『チョコレート反応式と、わたしの気持ち』
二月の教室には、甘い香りが漂っていた。
科学部の新しいテーマは、「食品科学」。
その第一弾は、チョコレート作りだ。
調理実験室にて、私たちは湯煎でチョコレートを溶かし、型に流し込んでいた。
机の上は、カカオの香りと砂糖の甘さが混ざり合っている。
「ゆら、温度管理が大事だよ。
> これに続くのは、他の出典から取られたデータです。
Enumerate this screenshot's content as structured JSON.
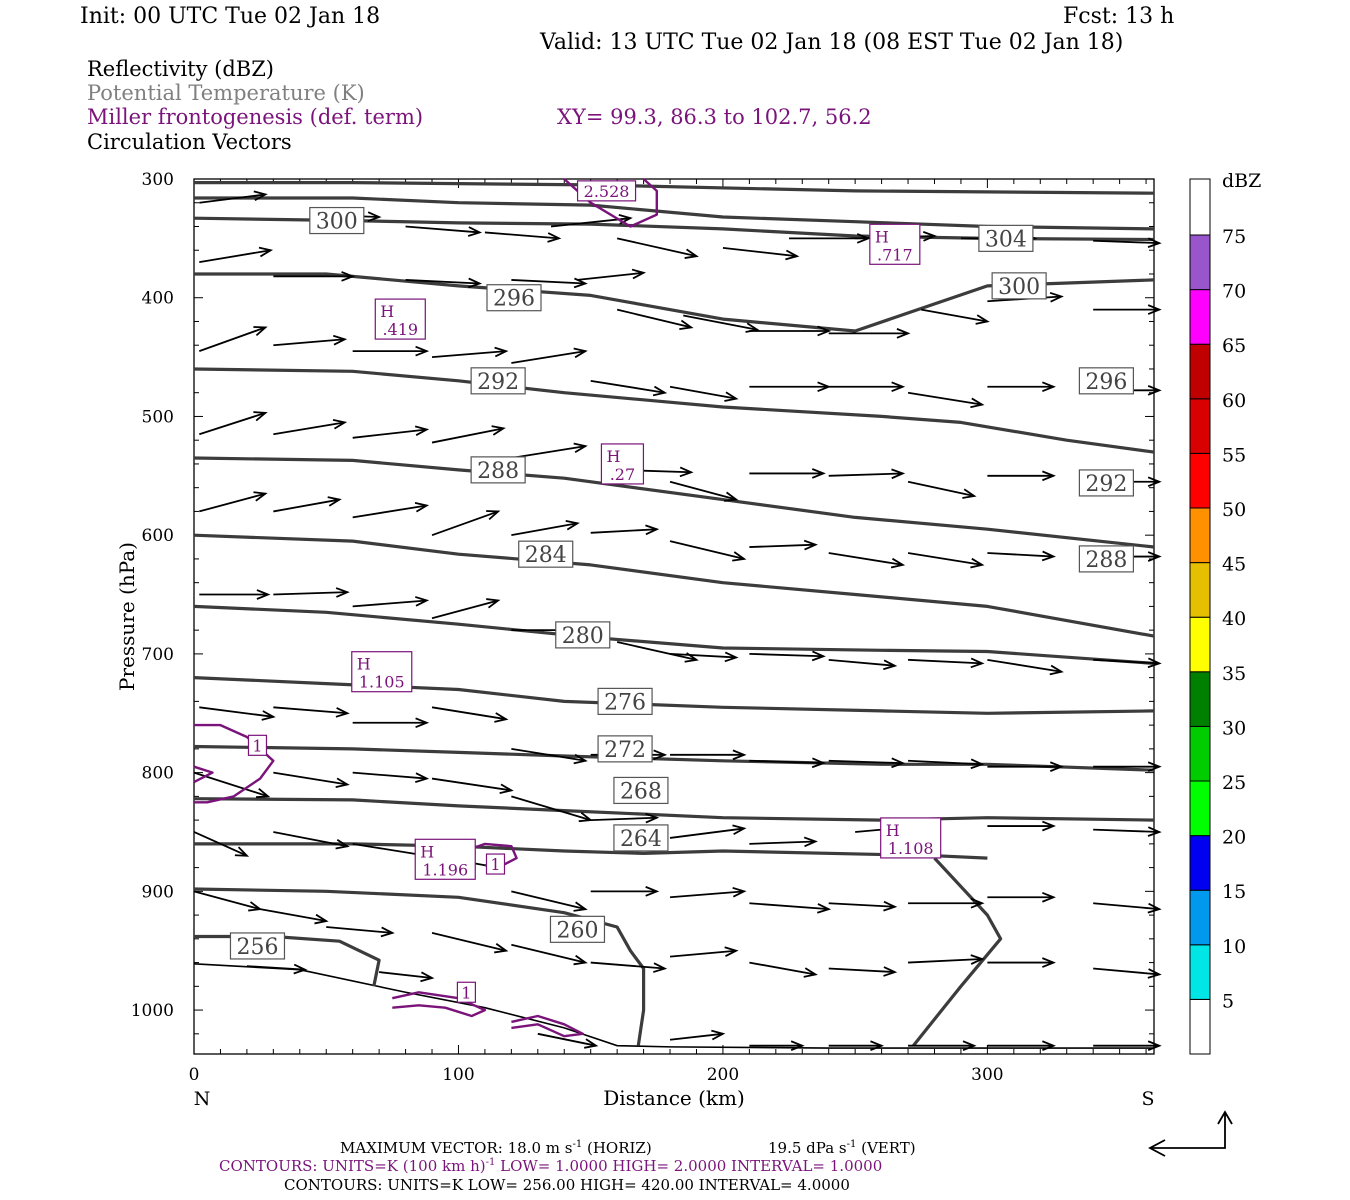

チョコは温度が変わると、質感も変わっちゃうから」
千紘先輩が注意深く声をかけてくれる。
私は手元に集中しながらも、どこかそわそわしていた。
伊織先輩が隣で作業しているのが、やけに意識されてしまうのだ。
* * *
湯煎の温度計を見つめながら、私はふと心の中でつぶやいた。
(気持ちの温度も、ちゃんとコントロールできたらいいのに)
チョコレートがとろりと溶けて、ツヤのある液体になる。
見ているだけで、なぜか胸がぎゅっと締め付けられる。
伊織先輩の横顔は、やっぱり遠くて、でも確かにそこにあって――
(……先輩に、好き、なんて言えないけど)
そんな想いを押し込めて、私は型にチョコを流し込んだ。
* * *
部室に戻ると、みんなが出来上がったチョコレートを手に談笑していた。
私は一人、静かに作業の記録をつける。
「ゆら、見てよこれ!」
千紘先輩がにこにこと笑う。
「すごく綺麗にできてる。お前の観察眼のおかげだな」
褒められると、胸の奥がじんわりと暖かくなる。
でも、誰にも言えない秘密の気持ちは、まだそっと胸にしまいこんでいた。
バレンタインの日が近づくと、部室の空気はどこかそわそわしていた。
チョコレートの甘い香りが漂い、みんなの笑顔が少しだけ輝いて見える。
私は完成したチョコレートの箱を握りしめながら、心の中で何度も言い聞かせていた。
(あげられない。先輩には、あげられない)
好きだという気持ちは、誰にも伝えられず、胸の奥にしまい込んだままだった。
* * *
部活が終わり、静かな廊下を歩いていると、伊織先輩がふと隣に現れた。
「中川、今日はお疲れ」
先輩は照れくさそうに笑いながら、ぽんと私の肩を叩く。
「ありがとう、ございます」
私は少し顔を赤らめて、うつむいた。
その瞬間、先輩の目が優しく光った気がした。
* * *
忘れられないバレンタインの夜。
私はチョコレートをそっと机に置き、静かに帰路についた。
(いつか、気持ちを伝えられる日が来るかな)
冬の空には星がきらめき、私の胸にも小さな希望の光がともっていた。